Bobby Crates and Jean Spears graduated in 1953 from The Bright School, or Bright’s, as it was referred to when founder Mary G. Bright was still headmistress. After graduation, they went their separate ways to McCallie and GPS, respectively, and later ended up at the University of North Carolina at Chapel Hill. But it was some 50 years later, after both had families of their own, that they reconnected in Chattanooga. November marked their seventh wedding anniversary.

“When we were reintroduced, it was like yesterday when I had seen her,” Bobby said, as they told their story in the living room of their home. “He looks just the same to me,” added Jean.

The story goes that Jean’s cousins and daughter devised a scheme for Jean and Bobby to meet again while she was visiting Chattanooga from Florida. Jean was eating dinner with her cousin Joe Wilson and his wife, Pat, along with another cousin Dick Fowler and his wife, Sarah, when they saw Bobby and invited him to come over to their table. They did not tell Jean about the plan.

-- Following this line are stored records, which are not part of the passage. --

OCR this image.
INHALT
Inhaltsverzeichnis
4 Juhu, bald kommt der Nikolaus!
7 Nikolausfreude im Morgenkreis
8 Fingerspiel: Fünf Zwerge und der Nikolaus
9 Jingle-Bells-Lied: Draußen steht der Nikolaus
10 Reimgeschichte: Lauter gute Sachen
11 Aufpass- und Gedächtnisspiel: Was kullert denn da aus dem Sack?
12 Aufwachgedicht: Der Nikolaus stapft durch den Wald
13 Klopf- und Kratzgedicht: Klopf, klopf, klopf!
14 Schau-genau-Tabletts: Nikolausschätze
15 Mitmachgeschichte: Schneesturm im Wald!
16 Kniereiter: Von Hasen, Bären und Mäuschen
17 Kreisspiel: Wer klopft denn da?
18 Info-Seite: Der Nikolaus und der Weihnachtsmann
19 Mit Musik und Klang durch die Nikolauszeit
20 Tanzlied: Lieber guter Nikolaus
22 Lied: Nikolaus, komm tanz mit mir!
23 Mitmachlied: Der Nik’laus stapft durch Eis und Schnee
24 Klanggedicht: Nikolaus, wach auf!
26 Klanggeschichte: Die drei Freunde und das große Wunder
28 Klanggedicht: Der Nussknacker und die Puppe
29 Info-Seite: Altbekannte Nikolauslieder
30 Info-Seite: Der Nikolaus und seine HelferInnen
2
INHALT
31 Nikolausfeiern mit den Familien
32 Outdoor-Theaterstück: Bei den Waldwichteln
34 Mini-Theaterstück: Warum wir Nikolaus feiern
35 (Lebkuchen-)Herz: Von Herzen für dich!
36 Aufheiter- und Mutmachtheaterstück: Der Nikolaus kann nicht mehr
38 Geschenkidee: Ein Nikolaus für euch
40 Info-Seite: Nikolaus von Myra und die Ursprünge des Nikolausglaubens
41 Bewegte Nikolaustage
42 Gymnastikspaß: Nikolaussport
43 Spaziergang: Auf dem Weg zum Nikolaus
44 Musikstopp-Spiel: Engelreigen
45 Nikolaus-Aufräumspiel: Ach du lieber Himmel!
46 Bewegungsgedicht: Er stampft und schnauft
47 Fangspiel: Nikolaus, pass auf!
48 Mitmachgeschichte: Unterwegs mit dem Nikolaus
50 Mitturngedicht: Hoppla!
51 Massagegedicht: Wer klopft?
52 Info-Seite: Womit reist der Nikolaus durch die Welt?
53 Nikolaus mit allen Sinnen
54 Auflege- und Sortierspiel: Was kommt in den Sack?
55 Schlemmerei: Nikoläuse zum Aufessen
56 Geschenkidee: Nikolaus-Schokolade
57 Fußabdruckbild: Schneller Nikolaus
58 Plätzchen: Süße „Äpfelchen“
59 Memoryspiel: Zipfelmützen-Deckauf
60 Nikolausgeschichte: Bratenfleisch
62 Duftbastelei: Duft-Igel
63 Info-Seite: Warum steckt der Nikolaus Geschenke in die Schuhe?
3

“They were having a heyday, especially my daughter. She thought it was the most fun thing she had ever done,” Jean recalled. “They got real silly and were giggling. They finally settled down, and I saw a male figure out of the corner of my eye coming toward me. I was just getting ready to say, ‘Sir, I think you have the wrong table,’ until I realized it was Bobby.”

Of course, they had plenty to talk about, including Jean’s father, Bill Spears, an All-American football player at Vanderbilt and a founder of Spears, Moore, Rebman and Williams law firm in Chattanooga. Jean and Bobby stayed in touch while she went back and forth between Chattanooga, where her mother was in a nursing home, and Florida. “It just went from there,” she said. “And we’ve been married seven years.”

After college, Bobby went to the Navy and was released from active duty in 1965, but he later served during Operations Desert Shield and Desert Storm while in the Naval Reserve and then retired as a rear admiral. His two sons, Bob and John, also went to Bright, and he has three granddaughters in Texas. Bobby recently served on the school’s Board of Trustees. Jean was a teacher in Florida and raised two children, Borden and Suzanne.

After Jean’s mother died in 2009, they found letters that Jean had written from a summer camp when she was 13 years old that said, “Bobby has written me twice, but I haven’t heard anything from George,” referring to another classmate, George Elder. “That got us tickled when we found those letters because I had completely forgotten about that,” Jean said. “I was not much of a letter writer and never bothered to write (Bobby) back. I guess the romance stopped abruptly.” Added Bobby: “I guess I saw the writing on the wall.”

Classmates of Bobby and Jean have been intrigued when they learn of their marriage. After all, the odds were not in Bobby’s favor. There were only five girls in the Class of 1953. “They all think it’s interesting that so many years later you get reintroduced,” Bobby said. “They never thought she would marry me. I think that’s probably what they were thinking. Jean was the queen of the class.”

It is fun for them to reminisce about days at Bright School, such as lunch of ground steak and mashed potatoes (which they still like to eat), the picnic, Miss Bright’s brass milk jug, and even Valentine’s Day. “Being Bright School, we brought cards for everyone,” Bobby said. Certainly, that’s to make sure everyone is included, but you never know who your Valentine might turn out to be.